Weitere Themenschwerpunkte der Entscheidung
Aus gegebenem Anlass stellt das BVerfG die Aufgabe der Fachgerichte dahingehend fest, den Sinn des Gesetzesrechts mit Hilfe der anerkannten Methoden der Rechtsfindung zu ergründen und so den Anwendungsbereich des Gesetzes zu bestimmen. Damit einher geht auch die Annahme, dass das BVerfG in diesem Sinne beim Richterrecht nicht von einer Rechtssetzung, sondern von einer Rechtsfindung ausgeht.
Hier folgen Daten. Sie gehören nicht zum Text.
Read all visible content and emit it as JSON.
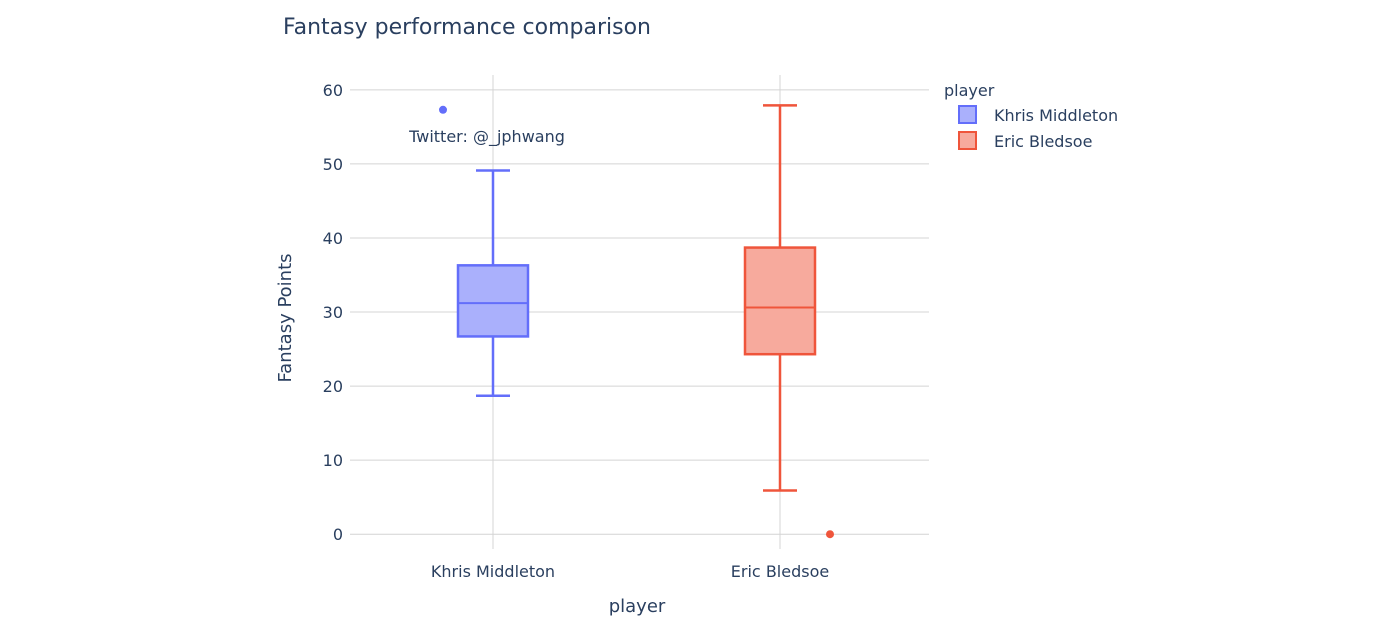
{
  "chart_data": {
    "type": "box",
    "title": "Fantasy performance comparison",
    "xlabel": "player",
    "ylabel": "Fantasy Points",
    "ylim": [
      -2,
      62
    ],
    "yticks": [
      0,
      10,
      20,
      30,
      40,
      50,
      60
    ],
    "categories": [
      "Khris Middleton",
      "Eric Bledsoe"
    ],
    "legend": {
      "title": "player",
      "position": "top-right"
    },
    "series": [
      {
        "name": "Khris Middleton",
        "color": "#636efa",
        "fill": "#aab0fc",
        "min": 18.7,
        "q1": 26.7,
        "median": 31.2,
        "q3": 36.3,
        "max": 49.1,
        "outliers": [
          57.3
        ]
      },
      {
        "name": "Eric Bledsoe",
        "color": "#ef553b",
        "fill": "#f7aa9d",
        "min": 5.9,
        "q1": 24.3,
        "median": 30.6,
        "q3": 38.7,
        "max": 57.9,
        "outliers": [
          0
        ]
      }
    ],
    "annotation": {
      "text": "Twitter: @_jphwang",
      "x": "Khris Middleton",
      "y": 53
    },
    "grid": true
  }
}
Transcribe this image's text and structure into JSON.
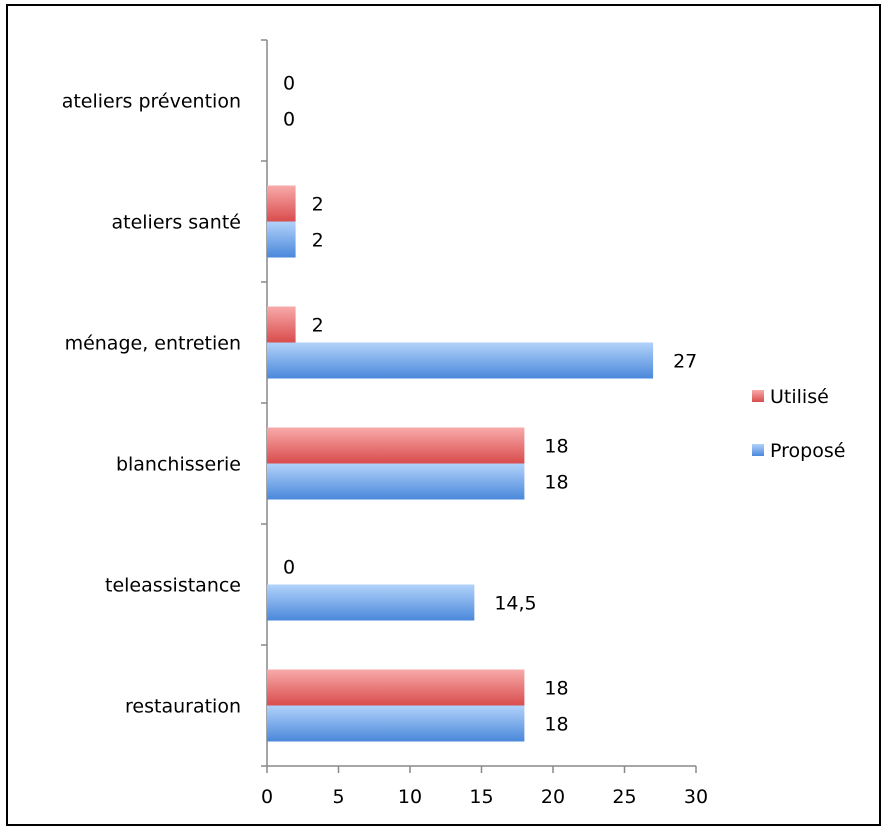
{
  "chart_data": {
    "type": "bar",
    "orientation": "horizontal",
    "categories": [
      "restauration",
      "teleassistance",
      "blanchisserie",
      "ménage, entretien",
      "ateliers santé",
      "ateliers prévention"
    ],
    "series": [
      {
        "name": "Utilisé",
        "values": [
          18,
          0,
          18,
          2,
          2,
          0
        ],
        "labels": [
          "18",
          "0",
          "18",
          "2",
          "2",
          "0"
        ],
        "color": "#e86b6b"
      },
      {
        "name": "Proposé",
        "values": [
          18,
          14.5,
          18,
          27,
          2,
          0
        ],
        "labels": [
          "18",
          "14,5",
          "18",
          "27",
          "2",
          "0"
        ],
        "color": "#5b9be8"
      }
    ],
    "x_ticks": [
      "0",
      "5",
      "10",
      "15",
      "20",
      "25",
      "30"
    ],
    "xlim": [
      0,
      30
    ],
    "legend_position": "right",
    "grid": false
  }
}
Steht der so gefundene rechtliche Rahmen fest, obliegt es den Fachgerichten, eine in tatsächlicher Hinsicht genügende Grundlage für die Rechtsanwendung zu finden, denn andernfalls wäre die Bedeutung der grundgesetzlichen Freiheitsgarantie nicht gewahrt. Eine Aussage im Übrigen, die im Zusammenhang mit zu erwartenden Überprüfungen von Schutzmaßnahmen des Staates zur Covid-19-Lage Bedeutung erlangen dürfte. Die Formulierung, es sei unverzichtbare Voraussetzung eines rechtsstaatlichen Verfahrens, dass Entscheidungen, die den Entzug der persönlichen Freiheit betreffen, auf zureichender richterlicher Sachaufklärung beruhen und eine in tatsächlicher Hinsicht genügende Grundlage haben, die der Bedeutung der Freiheitsrechte entspricht, wird in dieser Hinsicht zu beachten sein.